Add some orange wedges to your midday quinoa bowl. Then use the zest from the peel to brighten up your dressing. It may just be what holds you over until dinner.
SI score: 225 (ling fish)
Full of protein yet low in unhealthy fat, fish is a favored animal source in many of the world’s healthiest diets.
We’ve noted that protein can influence hormones connected to hunger and fullness. And fish outperformed every other high-protein food in the Australian SI study. That included steak, eggs, and cheese.
But another interesting study indicates that the omega-3 fats in fish may also play a role. A diet rich in these long-chain fatty acids reduced hunger sensations in overweight and obese volunteers on a weight loss regimen in research published in the journal Appetite in 2008.
Omega-3s are also linked to a lower risk of Alzheimer’s, eye disease, and depression.
SI score: 154
Whole-grain popcorn is brimming with hunger-quelling fiber. A one-cup serving (eight grams) contains 1.2 grams of the indigestible carbohydrate. And that’s at only 31 calories to boot!
In a 2012 study published in Nutrition Journal, popcorn was found to be more filling than potato chips.
Besides a fuller stomach, you’ll also get decent amounts of bone-healthy manganese and phosphorus in popcorn.

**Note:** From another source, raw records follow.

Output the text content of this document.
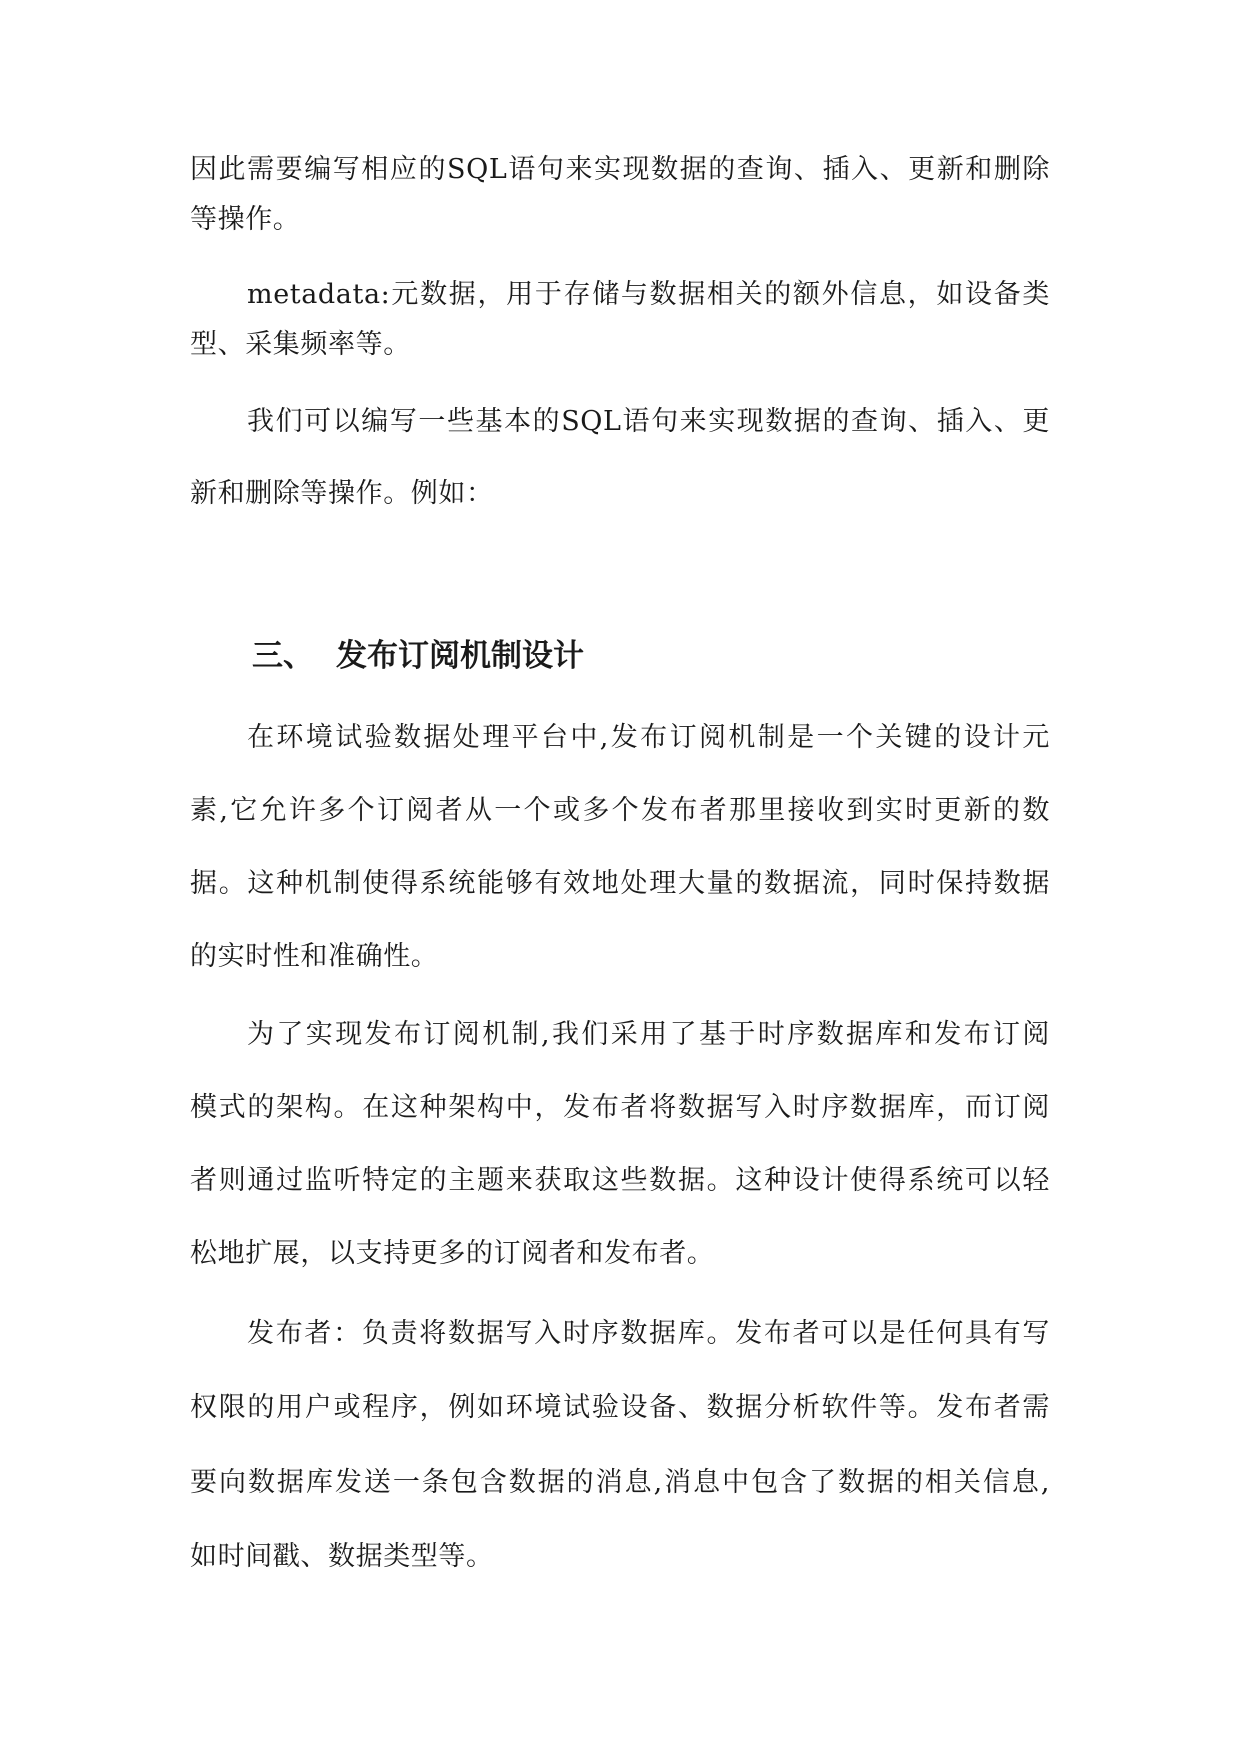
因此需要编写相应的SQL语句来实现数据的查询、插入、更新和删除
等操作。
metadata:元数据，用于存储与数据相关的额外信息，如设备类
型、采集频率等。
我们可以编写一些基本的SQL语句来实现数据的查询、插入、更
新和删除等操作。例如：
三、 发布订阅机制设计
在环境试验数据处理平台中,发布订阅机制是一个关键的设计元
素,它允许多个订阅者从一个或多个发布者那里接收到实时更新的数
据。这种机制使得系统能够有效地处理大量的数据流，同时保持数据
的实时性和准确性。
为了实现发布订阅机制,我们采用了基于时序数据库和发布订阅
模式的架构。在这种架构中，发布者将数据写入时序数据库，而订阅
者则通过监听特定的主题来获取这些数据。这种设计使得系统可以轻
松地扩展，以支持更多的订阅者和发布者。
发布者：负责将数据写入时序数据库。发布者可以是任何具有写
权限的用户或程序，例如环境试验设备、数据分析软件等。发布者需
要向数据库发送一条包含数据的消息,消息中包含了数据的相关信息,
如时间戳、数据类型等。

To keep it as healthy as possible, skip the oil and make your own batch with an air popper. Substitute herbs and spices for salt and heavy butter.

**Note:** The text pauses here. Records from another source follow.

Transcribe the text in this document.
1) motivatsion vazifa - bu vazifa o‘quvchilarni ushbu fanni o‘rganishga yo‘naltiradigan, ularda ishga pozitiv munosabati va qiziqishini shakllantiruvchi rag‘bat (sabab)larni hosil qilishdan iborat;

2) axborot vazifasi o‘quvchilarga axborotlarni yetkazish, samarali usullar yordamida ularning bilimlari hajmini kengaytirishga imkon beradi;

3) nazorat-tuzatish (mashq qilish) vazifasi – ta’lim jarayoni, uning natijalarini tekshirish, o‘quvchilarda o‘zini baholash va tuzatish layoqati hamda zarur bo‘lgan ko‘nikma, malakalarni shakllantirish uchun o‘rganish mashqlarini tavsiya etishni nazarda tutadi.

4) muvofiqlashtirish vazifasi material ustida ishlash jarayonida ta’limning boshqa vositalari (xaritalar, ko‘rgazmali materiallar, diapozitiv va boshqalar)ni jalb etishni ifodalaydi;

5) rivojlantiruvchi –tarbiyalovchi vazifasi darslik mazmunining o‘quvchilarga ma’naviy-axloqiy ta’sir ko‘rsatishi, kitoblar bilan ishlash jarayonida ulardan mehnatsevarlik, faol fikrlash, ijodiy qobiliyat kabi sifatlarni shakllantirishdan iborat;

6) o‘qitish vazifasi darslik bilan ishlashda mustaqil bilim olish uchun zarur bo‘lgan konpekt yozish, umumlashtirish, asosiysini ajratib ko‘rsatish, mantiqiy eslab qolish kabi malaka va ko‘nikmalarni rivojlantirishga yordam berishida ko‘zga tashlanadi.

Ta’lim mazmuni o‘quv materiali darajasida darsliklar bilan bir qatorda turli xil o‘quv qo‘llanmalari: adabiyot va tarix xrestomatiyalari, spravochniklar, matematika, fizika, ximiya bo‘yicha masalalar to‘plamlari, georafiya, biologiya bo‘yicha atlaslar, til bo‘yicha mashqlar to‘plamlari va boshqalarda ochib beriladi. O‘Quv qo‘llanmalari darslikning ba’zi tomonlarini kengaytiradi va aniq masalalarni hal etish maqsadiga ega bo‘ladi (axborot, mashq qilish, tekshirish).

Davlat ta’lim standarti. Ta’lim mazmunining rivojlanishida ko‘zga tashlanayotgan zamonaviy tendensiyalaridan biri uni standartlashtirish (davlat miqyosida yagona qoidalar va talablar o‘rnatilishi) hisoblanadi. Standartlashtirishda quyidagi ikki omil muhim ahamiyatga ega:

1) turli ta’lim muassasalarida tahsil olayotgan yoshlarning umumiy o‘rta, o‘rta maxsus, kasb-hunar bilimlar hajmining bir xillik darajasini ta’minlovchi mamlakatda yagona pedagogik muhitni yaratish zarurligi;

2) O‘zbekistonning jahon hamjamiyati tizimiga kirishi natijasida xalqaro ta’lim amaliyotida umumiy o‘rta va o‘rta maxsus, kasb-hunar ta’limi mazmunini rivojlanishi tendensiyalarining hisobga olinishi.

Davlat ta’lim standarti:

Nuts, and the other remaining items on our list, were not included in the original SI study. But recent studies show they’re no less filling or healthy.
Regularly eating walnuts decreased subjects’ feelings of hunger and appetite in one 2018 study. And a mid-morning almond snack suppressed hunger better than crackers in a clinical trial from 2019.
The satiating effects are thought to be due to the nuts’ fiber, protein, and unsaturated fat content.
A 2017 systematic review in Physiological Reviews reports that unsaturated fats, in particular, prompt the release of fullness hormones peptide YY and cholecystokinin. These can delay the passage of food through your digestive system.
Globe artichokes (Cynara cardunculus) pack a satisfying punch of fiber and water.
There are 6.9 grams of the former in a medium-sized artichoke (128 grams). That’s nearly 30% of the daily recommendation for women. Furthermore, the edible flower bud is 84% water.
Artichokes contain a prebiotic fiber called inulin. Prebiotics feed the good bacteria in your gut, which in turn convert the fiber into short-chain fatty acids (SCFAs). These are associated with reduced appetite and food intake and better weight management.
SCFAs seem to stimulate production of appetite-curbing hormones.
A study published in Nutrition & Metabolism found that supplementing with inulin decreased appetite, promoted weight loss, and reduced fat mass in prediabetic adults.
11. Greek Yogurt
Thick, protein-filled yogurts of the Greek variety may also help keep your appetite in check.
In a 2013 study, researchers found that, compared to lower-protein yogurts, a high-protein Greek yogurt snack was better at reducing hunger, increasing feelings of fullness, and delaying the participants’ next meal.
A randomized crossover trial from 2014 produced similar results. A group of healthy women ate protein-rich yogurt, high-fat crackers, and high-fat chocolate as an afternoon snack.
Researchers concluded that the lower-calorie, higher-protein yogurt more effectively improved satiety, controlled appetite, and reduced the women’s food intake at the next meal.
Avocado (Persea americana) rounds out our list of healthy and filling foods. This creamy green fruit has loads of fiber and healthy monounsaturated fats.
There are seven grams of satiating fiber (28% DV!) per 100-gram serving. And the roughly 13 grams of heart-boosting unsaturated fat in the same amount have additional benefits for satiety.
While not considered as filling as carbohydrates (fiber) and protein, fats in general are known to affect satiety by:
- Stimulating production of appetite hormones
- Delaying stomach emptying
- Slowing bowel transit time
However, as fat can be calorie-dense, it’s important to monitor your intake of fatty foods like avocado. Experts recommend keeping to half an avocado a day.